Langit di atas Kota Pontianak mendadak berubah warna menjadi kuning pekat pada Selasa (15/10/2019) lalu, menimbulkan kehebohan di kalangan warga. Fenomena visual yang tak biasa ini sontak memicu berbagai spekulasi dan pertanyaan mengenai penyebabnya. Menanggapi kegelisahan publik, Badan Meteorologi, Klimatologi, dan Geofisika (BMKG) akhirnya memberikan penjelasan resmi.
Menurut keterangan resmi yang dirilis oleh BMKG, fenomena menguningnya langit Pontianak tersebut disebabkan oleh adanya kabut asap yang cukup tebal. Kabut asap ini berasal dari kebakaran hutan dan lahan (karhutla) yang intensitasnya meningkat di beberapa wilayah, khususnya di Kalimantan Barat.
Kepala BMKG Stasiun Meteorologi Supadio Pontianak, Erika Mardiyanti, menjelaskan bahwa partikel-partikel halus dari asap kebakaran yang terbawa angin hingga mencapai atmosfer kota. “Partikel asap ini kemudian berinteraksi dengan sinar matahari, memantulkan dan menyerap cahaya matahari sehingga menghasilkan warna kuning yang pekat seperti yang terlihat,” ujar Erika Mardiyanti dalam pernyataannya.
BMKG juga merinci bahwa konsentrasi partikel asap di udara saat itu memang sedang tinggi. Hal ini diperparah dengan kondisi cuaca yang cenderung tenang, sehingga asap tidak mudah tersebar dan bertahan di lapisan atmosfer bawah. Kualitas udara di Pontianak pada hari itu dilaporkan masuk dalam kategori tidak sehat.

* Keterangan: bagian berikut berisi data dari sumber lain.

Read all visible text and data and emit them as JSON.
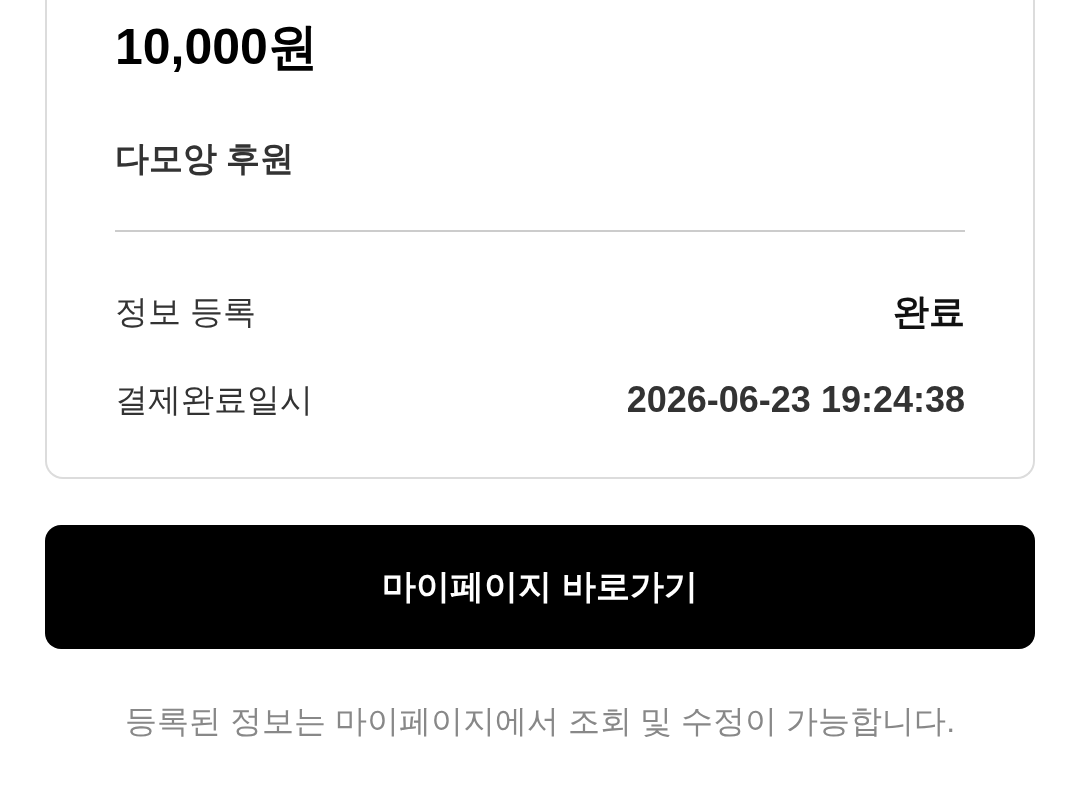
{
  "payment": {
    "amount": "10,000원",
    "description": "다모앙 후원",
    "details": [
      {
        "label": "정보 등록",
        "value": "완료"
      },
      {
        "label": "결제완료일시",
        "value": "2026-06-23 19:24:38"
      }
    ]
  },
  "primary_button": {
    "label": "마이페이지 바로가기"
  },
  "footer_note": "등록된 정보는 마이페이지에서 조회 및 수정이 가능합니다."
}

Peristiwa ini menjadi pengingat akan dampak serius karhutla yang tidak hanya mengancam kesehatan dan lingkungan, tetapi juga dapat memengaruhi fenomena alam sehari-hari. BMKG terus memantau perkembangan kualitas udara dan potensi penyebaran kabut asap, serta mengimbau masyarakat untuk tetap waspada dan mengikuti informasi resmi yang dikeluarkan oleh pihak berwenang terkait penanganan karhutla dan dampaknya.